The proposal was approved with a vote of 8 to 1. Reagan Dunn was the only council member to vote against it.
A proposal backed by Councilmember Girmay Zahilay aims to use King County’s surplus debt capacity to cover the costs. Once the funding is secured, the county will collaborate with housing agencies to create units that are affordable for working-class families.
The proposal aligns with King County’s ongoing efforts to create more affordable housing options for households across various income levels, including moderate, low, very low, and extremely low-income groups.
Recent census data reveals that over 124,000 households with low to moderate incomes in King County are facing financial strain, as they allocate over 30% of their earnings to rent. This issue is particularly acute among communities of color and renters, who are more likely to experience severe financial pressure, spending over half of their income on housing costs.

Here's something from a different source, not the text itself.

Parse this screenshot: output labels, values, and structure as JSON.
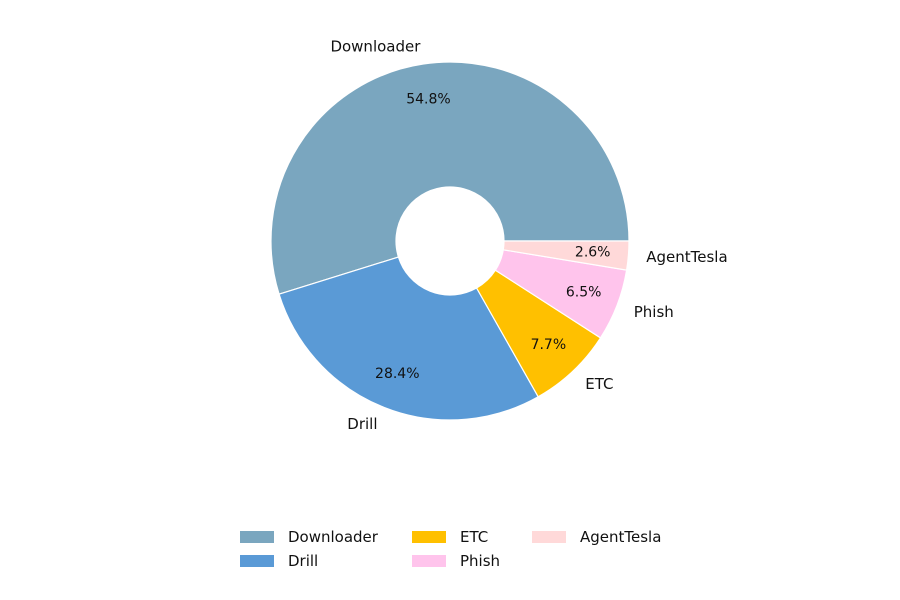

Zahilay stated that this leads to employees having to reside farther from their jobs, which lengthens commutes and creates a ripple effect throughout our economy.
“That has societal level impacts when people are living farther away from their jobs,” Zahilay said during the council meeting. “They spend more time commuting, releasing more carbon into the air. We reduce productivity. We have families spending more time apart. We have lower quality services.”
The motion signifies the initial stages of the process. The directive calls for the King County executive to create a Regional Workforce Housing Initiative along with a plan for its implementation while considering certain key factors.
The council plans to instruct the executive to suggest which income brackets might qualify for the units, emphasizing a preference for diverse income communities. They will also conduct a feasibility study comparing the expenses of building new housing against purchasing and renovating current structures.
Additionally, they will evaluate options where rent would stay “constant in perpetuity” for residents, only adjusting to reflect changes in the loan rates the county would secure for construction and operational expenses.
The proposal calls for the plan to be finalized and prepared for implementation by March 2025.